Delirium refers to an acute impairment in attention that compromises cognitive function; it is often associated with fluctuating arousal. Attention can be easily assessed at the bedside by asking the patient to perform “serial 7s” (subtract 7 from 100 and then repetitively subtracting 7 from each new total) or to repeat a series of numbers forward and then backward. The delirious patient may have periods of seeming lucidity followed by profound agitation and confusion. Hallucinations and combative behavior are common. Delirium is one of the most frequent neurologic conditions encountered in hospitalized patients, and is particularly common in the elderly. Medications commonly used for delirium are presented in Table 10.1 (contained in Appendix 1).
- A.
Numerous underlying conditions predispose to delirium. The most common risk factors are advanced age, infection, dementia, immobility, electrolyte imbalance, malnutrition, and urinary catheterization.
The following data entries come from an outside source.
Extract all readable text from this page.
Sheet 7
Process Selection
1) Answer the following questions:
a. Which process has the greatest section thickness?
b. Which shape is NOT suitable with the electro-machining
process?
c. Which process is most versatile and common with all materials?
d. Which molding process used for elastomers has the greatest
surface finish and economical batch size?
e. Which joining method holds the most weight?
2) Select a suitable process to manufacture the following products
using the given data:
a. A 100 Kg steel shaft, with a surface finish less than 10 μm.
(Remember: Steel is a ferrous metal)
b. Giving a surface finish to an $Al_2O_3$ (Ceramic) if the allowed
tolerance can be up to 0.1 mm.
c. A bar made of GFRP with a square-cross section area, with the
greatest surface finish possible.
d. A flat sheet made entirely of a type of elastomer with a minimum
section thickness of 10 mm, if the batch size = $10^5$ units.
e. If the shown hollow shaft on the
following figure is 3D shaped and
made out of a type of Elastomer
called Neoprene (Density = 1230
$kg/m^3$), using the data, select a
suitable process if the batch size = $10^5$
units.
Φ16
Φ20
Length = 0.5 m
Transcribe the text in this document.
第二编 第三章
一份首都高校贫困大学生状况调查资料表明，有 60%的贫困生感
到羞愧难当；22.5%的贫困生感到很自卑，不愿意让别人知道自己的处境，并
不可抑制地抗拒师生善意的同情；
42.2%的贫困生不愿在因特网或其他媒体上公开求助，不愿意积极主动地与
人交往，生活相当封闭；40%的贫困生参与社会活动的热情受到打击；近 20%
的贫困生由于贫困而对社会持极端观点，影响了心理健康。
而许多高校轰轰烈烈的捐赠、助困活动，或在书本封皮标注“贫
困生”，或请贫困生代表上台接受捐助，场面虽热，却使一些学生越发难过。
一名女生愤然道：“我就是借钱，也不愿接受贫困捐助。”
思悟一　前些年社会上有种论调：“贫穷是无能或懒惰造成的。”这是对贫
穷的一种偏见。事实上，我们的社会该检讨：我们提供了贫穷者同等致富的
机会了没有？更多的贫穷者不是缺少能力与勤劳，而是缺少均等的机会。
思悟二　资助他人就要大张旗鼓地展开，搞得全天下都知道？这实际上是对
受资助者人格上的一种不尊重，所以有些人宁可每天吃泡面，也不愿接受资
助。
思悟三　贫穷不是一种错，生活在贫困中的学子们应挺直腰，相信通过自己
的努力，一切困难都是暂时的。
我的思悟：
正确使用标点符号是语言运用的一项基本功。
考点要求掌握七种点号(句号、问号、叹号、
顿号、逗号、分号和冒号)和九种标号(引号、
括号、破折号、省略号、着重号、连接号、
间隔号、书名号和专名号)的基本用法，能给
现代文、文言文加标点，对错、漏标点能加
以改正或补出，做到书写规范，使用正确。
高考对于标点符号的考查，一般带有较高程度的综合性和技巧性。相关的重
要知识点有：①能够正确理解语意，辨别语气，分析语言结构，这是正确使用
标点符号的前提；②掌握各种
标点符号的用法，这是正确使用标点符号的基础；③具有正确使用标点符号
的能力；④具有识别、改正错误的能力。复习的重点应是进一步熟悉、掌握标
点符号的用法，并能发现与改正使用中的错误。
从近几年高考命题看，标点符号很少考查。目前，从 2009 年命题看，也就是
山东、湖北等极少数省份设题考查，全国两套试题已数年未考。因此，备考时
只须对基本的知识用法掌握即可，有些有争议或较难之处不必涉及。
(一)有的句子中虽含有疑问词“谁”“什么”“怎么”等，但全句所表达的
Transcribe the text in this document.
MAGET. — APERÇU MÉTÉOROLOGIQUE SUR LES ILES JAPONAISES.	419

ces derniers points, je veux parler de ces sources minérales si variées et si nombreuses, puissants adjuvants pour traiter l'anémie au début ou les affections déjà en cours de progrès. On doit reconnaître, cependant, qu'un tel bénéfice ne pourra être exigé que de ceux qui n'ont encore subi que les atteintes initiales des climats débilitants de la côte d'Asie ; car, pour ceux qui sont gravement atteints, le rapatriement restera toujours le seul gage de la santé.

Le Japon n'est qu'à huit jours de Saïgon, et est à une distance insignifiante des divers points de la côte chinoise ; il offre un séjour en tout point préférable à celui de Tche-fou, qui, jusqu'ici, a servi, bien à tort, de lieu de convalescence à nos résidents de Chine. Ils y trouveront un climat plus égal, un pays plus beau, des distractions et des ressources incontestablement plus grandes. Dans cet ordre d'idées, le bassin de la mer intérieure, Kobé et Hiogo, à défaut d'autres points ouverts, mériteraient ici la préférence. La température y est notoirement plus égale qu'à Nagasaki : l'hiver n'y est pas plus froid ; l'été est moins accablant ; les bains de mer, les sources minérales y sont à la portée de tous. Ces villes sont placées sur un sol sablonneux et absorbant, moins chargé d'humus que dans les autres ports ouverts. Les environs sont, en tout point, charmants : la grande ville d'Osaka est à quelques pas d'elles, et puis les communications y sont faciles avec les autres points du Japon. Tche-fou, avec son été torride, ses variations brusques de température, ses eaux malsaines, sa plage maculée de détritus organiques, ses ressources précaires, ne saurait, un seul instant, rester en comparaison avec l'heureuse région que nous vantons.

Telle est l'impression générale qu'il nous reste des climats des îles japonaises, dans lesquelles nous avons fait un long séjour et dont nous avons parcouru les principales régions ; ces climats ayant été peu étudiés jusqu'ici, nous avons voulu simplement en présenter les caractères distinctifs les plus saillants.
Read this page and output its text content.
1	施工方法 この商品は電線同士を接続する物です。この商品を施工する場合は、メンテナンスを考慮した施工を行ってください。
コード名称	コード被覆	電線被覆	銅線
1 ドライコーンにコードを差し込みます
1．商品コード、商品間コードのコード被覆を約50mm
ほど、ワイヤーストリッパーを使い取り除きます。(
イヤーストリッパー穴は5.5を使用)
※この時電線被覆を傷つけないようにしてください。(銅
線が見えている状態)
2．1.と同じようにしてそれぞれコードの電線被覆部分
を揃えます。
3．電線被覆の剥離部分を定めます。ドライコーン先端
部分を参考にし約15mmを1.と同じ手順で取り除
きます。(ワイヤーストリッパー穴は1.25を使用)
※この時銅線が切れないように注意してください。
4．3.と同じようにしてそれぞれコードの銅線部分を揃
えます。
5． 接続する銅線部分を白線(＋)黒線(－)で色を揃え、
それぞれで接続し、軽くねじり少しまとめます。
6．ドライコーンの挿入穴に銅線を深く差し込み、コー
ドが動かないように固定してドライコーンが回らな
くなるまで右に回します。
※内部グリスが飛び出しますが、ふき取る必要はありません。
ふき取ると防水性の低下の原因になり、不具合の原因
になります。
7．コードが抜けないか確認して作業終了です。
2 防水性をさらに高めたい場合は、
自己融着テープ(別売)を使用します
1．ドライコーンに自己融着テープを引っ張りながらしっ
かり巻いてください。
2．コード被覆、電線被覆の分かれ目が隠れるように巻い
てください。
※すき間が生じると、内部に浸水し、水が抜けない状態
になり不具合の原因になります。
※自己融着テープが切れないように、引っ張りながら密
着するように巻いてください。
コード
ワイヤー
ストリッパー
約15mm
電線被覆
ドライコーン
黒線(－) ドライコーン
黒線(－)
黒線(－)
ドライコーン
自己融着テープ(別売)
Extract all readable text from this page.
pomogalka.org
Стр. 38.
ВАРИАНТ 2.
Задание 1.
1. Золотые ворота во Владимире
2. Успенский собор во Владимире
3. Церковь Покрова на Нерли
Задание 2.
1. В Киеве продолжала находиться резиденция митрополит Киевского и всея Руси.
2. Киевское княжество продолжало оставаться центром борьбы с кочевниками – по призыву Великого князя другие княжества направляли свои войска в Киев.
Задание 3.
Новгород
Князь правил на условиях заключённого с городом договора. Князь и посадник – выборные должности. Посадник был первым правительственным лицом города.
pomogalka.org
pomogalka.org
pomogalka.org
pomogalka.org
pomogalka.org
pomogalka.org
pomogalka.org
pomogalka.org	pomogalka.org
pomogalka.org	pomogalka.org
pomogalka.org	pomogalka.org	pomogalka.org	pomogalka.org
A careful search for underlying causes and reversible risk factors should be undertaken in all patients with delirium. Diagnostic testing should be tailored to the specific clinical scenario, but commonly includes a serum chemistry panel and complete blood count, urinalysis, urine and blood cultures, chest radiography, and toxicology screening. The presence of focal neurologic findings on examination should prompt urgent brain imaging. Electroencephalography and lumbar puncture may be necessary in some cases.
- B.
In all patients with delirium, a focus on nonpharmacological measures is critical. These include redirection, promoting a normal sleep-wake cycle, removal of unnecessary lines, drains, or catheters, and transfer to a quiet environment whenever possible.
- C.
Drug intoxication and alcohol withdrawal can mimic delirium. In stimulant intoxication and alcohol withdrawal, patients often have tachycardia, hypertension, diaphoresis, and tremor. Opiate intoxication is usually accompanied by bradycardia, hypotension, hypoventilation, and miosis. Prompt, specific treatment, especially for alcohol withdrawal and opiate overdose, can be life-saving.
- D.
Alcohol withdrawal is treated with symptom-driven benzodiazepine administration, often using a prespecified protocol such as the Clinical Institute Withdrawal Assessment for Alcohol Scale (CIWA-Ar) to quantify symptom severity and guide dosing. (See the CIWA-Ar protocol in the Appendix.) Patients with severe withdrawal symptoms may require intensive care management. Patients with delirium related to either alcohol intoxication or withdrawal should receive intravenous thiamine as the risk of concomitant thiamine deficiency and thus Wernicke encephalopathy is increased. A typical starting dose is 500 mg IV tid.
- E.
Delirium may be subdivided into hyperactive, hypoactive, and mixed types. Hyperactive delirium occurs when cognitive impairment is accompanied by agitation and increased motor and speech output, whereas hypoactive delirium is associated with lethargy and decreased motor and speech output. Most patients demonstrate a mixed delirium type. Hypoactive delirium should be treated with nonpharmacological measures alone. For hyperactive and mixed delirium, antipsychotics such as haloperidol are typically used. Atypical antipsychotics or valproic acid should be used if there is a high risk for electrocardiographic QT interval prolongation or for patients at high risk of extrapyramidal side effects (i.e., comorbid Parkinsonism).